Caso aconteceu em Manaus. Centro de reprodução assistida não tinha autorização para funcionar e apresentava graves irregularidades

A Agência Nacional de Vigilância Sanitária (Anvisa) anunciou nesta quarta-feira (17) a interdição de duas clínicas de reprodução assistida em Manaus, no Amazonas, após identificar uma série de irregularidades consideradas graves durante fiscalizações realizadas nos estabelecimentos.

Segundo o órgão, as unidades funcionavam sem atender requisitos fundamentais de segurança e qualidade exigidos para procedimentos de reprodução humana, colocando em risco pacientes e materiais biológicos utilizados nos tratamentos.

Uma das clínicas interditadas foi o La Vitta Centro de Reprodução Humana. Durante a inspeção, os fiscais encontraram problemas que vão desde a presença de pragas no laboratório de fertilização in vitro até falhas na triagem de doadoras de óvulos. De acordo com a Anvisa, não eram realizados exames essenciais para detectar doenças transmissíveis e alterações genéticas, medida considerada indispensável para garantir a segurança dos procedimentos.
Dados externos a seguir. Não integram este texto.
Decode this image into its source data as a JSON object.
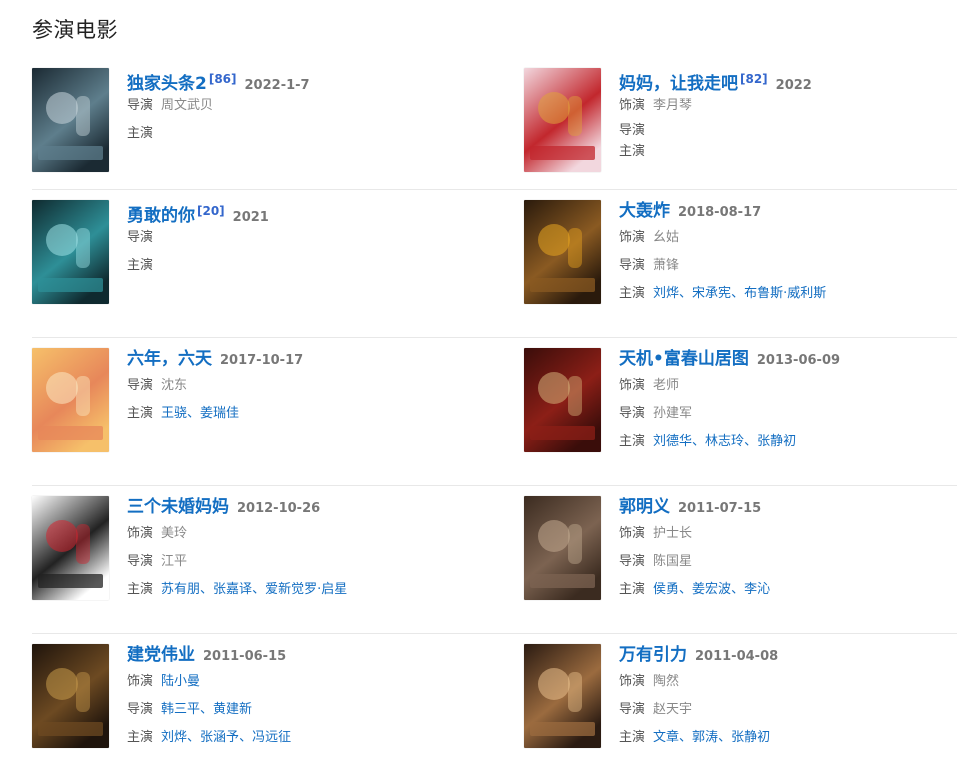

A fiscalização também constatou irregularidades no armazenamento de medicamentos sujeitos a controle especial, além da ausência de documentação sanitária obrigatória. Outro problema identificado foi o vencimento da anotação de responsabilidade técnica junto ao Conselho Regional de Medicina do Amazonas (CRM-AM).

Entre os achados mais preocupantes, a Anvisa destacou falhas no monitoramento dos embriões criopreservados. Conforme o relatório da inspeção, os parâmetros de armazenamento observados estavam abaixo dos níveis recomendados para assegurar a qualidade e a viabilidade do material biológico mantido pela clínica.

Diante da gravidade das irregularidades, o estabelecimento foi interditado cautelarmente e permanecerá com as atividades suspensas até que todas as exigências sanitárias sejam cumpridas.

A segunda unidade fiscalizada foi a Clínica Fêmina. Segundo a Anvisa, o local realizava procedimentos típicos de reprodução assistida sem possuir o devido licenciamento sanitário para funcionamento.

De acordo com o órgão regulador, a ausência dessa autorização impede a fiscalização adequada dos serviços prestados, comprometendo a segurança dos pacientes e a integridade dos materiais biológicos utilizados nos tratamentos.

A reprodução assistida é uma área que exige rigorosos protocolos de qualidade, uma vez que envolve procedimentos delicados e o armazenamento de células reprodutivas e embriões. Por isso, a atuação dos órgãos de fiscalização é considerada fundamental para garantir a segurança dos pacientes e a confiabilidade dos tratamentos oferecidos.

A Anvisa informou que continuará acompanhando o caso e que as clínicas somente poderão retomar suas atividades após a regularização completa das pendências identificadas durante as inspeções.